Sunday 31 March 2013

Banking Vultures picking over Detroit's carcass

[carcass of the rail station]

This is a continuing sad story about one of the great
cities of 20th c capitalism, Detroit. Its latest fall
in standing comes at the hands of those helpful
bankers that sold the city some pieces of ass-wipe
paper derivative that always loses.

Anyway, here's some media about the former
greatness of Detroit. You'll see the train station
which is a gargantuan building that you can
sneak into. very creepy.
I hold Detroit to be a cultural mecca of a sort. Here's
the next chapter in that, Disclosure.


[Disclosure- White noise]

checkit: Bloomberg

Only Wall Street Wins in Detroit Crisis Reaping $474 Million Fee
By Darrell Preston & Chris Christoff - Mar 14, 2013 12:24 AM GMT
Jeff Kowalsky/Bloomberg
The city started borrowing to plug budget holes in 2005 under former Mayor Kwame Kilpatrick, who was convicted this week on corruption charges. That year, it issued $1.4 billion in securities to fund pension payments. Last year, it added $129.5 million in debt, 9.3 percent of its general-fund budget, in part to repay loans taken to service other bonds.
The only winners in the financial crisis that brought Detroit (9845MF) to the brink of state takeover are Wall Street bankers who reaped more than $474 million from a city too poor to keep street lights working.
The city started borrowing to plug budget holes in 2005 under former Mayor Kwame Kilpatrick, who was convicted this week on corruption charges. That year, it issued $1.4 billion in securities to fund pension payments. Last year, it added $129.5 million in debt, 9.3 percent of its general-fund budget, in part to repay loans taken to service other bonds.
Detroit, which is trying to avoid becoming the largest U.S. municipal bankruptcy, struggles to serve residents after revenue declined when the auto industry collapsed and the city began to empty.

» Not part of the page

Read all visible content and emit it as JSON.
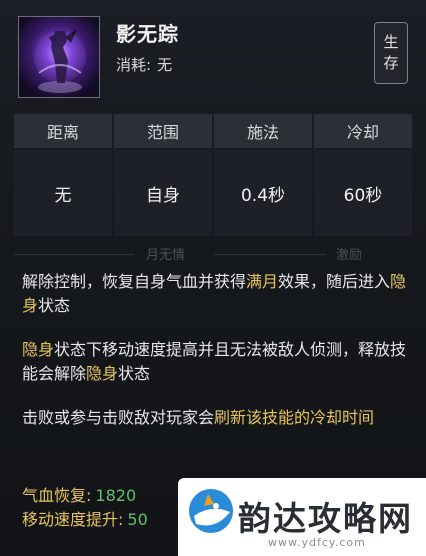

Michigan (BEESMI)’s Republican governor, Rick Snyder, is preparing to name an emergency manager, who will have to address debt and derivatives taken on in the last eight years.
We have no lights, no buses, poor streets and now we’re paying millions of dollars a year on our debt,” said David Sole, a retired municipal worker and advocate for Moratorium Now Coalition, a Detroit group that fights foreclosures and evictions. “The banks said they need to be paid first. But there is no money.”
The city, which peaked at 1.85 million residents in 1950, has lost more than a quarter of its population since 2000. The 700,000 inhabitants who remain endure unreliable buses, inadequate police and fire protection and broken street lights that have darkened entire blocks.